An dem identifizierten Fehler habe ich mich ebenfalls deutlich weniger gestört als an dem Vergleich "Ich fühle mich wie ein schlecht austarierter Taucher, der mal auf den Meeresgrund knallt und im nächsten Augenblick an die Wasseroberfläche schießt." Soviel ich weiß, ist es im Wasser schwierig, auf etwas zu knallen, denn das Wasser trägt einen ja, so dass man langsam absinkt, wenn man nicht gerade aus großer Höhe ins Wasser gesprungen ist, was man als Taucher in der Regel nicht tut.
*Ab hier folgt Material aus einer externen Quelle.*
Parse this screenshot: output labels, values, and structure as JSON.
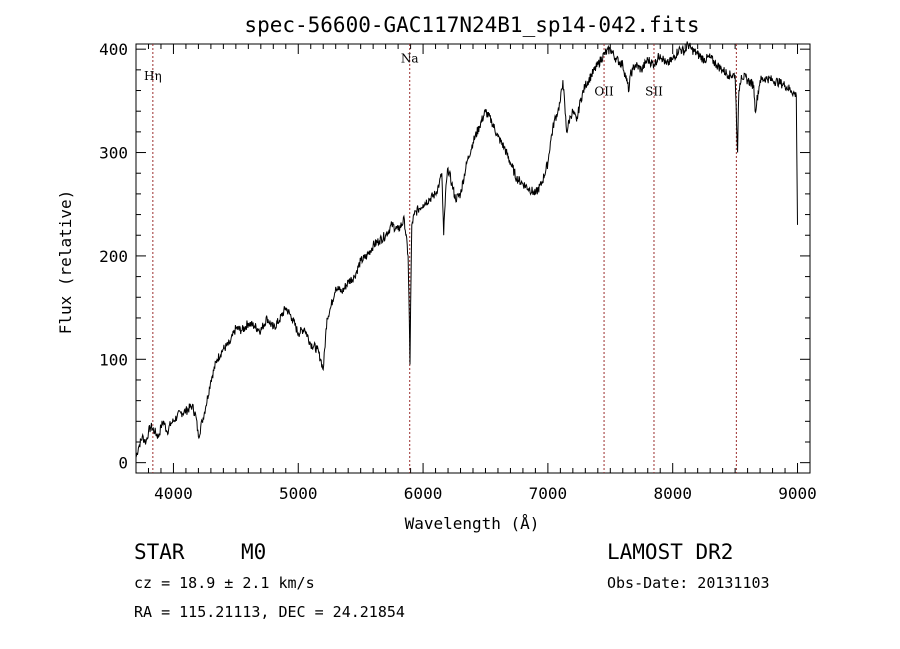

Auch die Formulierung "nach oben schießen" finde ich in diesem Zusammenhang unglücklich, allenfalls würde ich "nach oben schnellen" schreiben, was zugleich impliziert, dass der Taucher den Grund berührt und sich von diesem abstößt. Völlig irritiert hat mich in diesem Zusammenhang allerdings das Wörtchen "mal". Wie oft und wovon wird ein Taucher denn auf den Meeresboden gedrückt?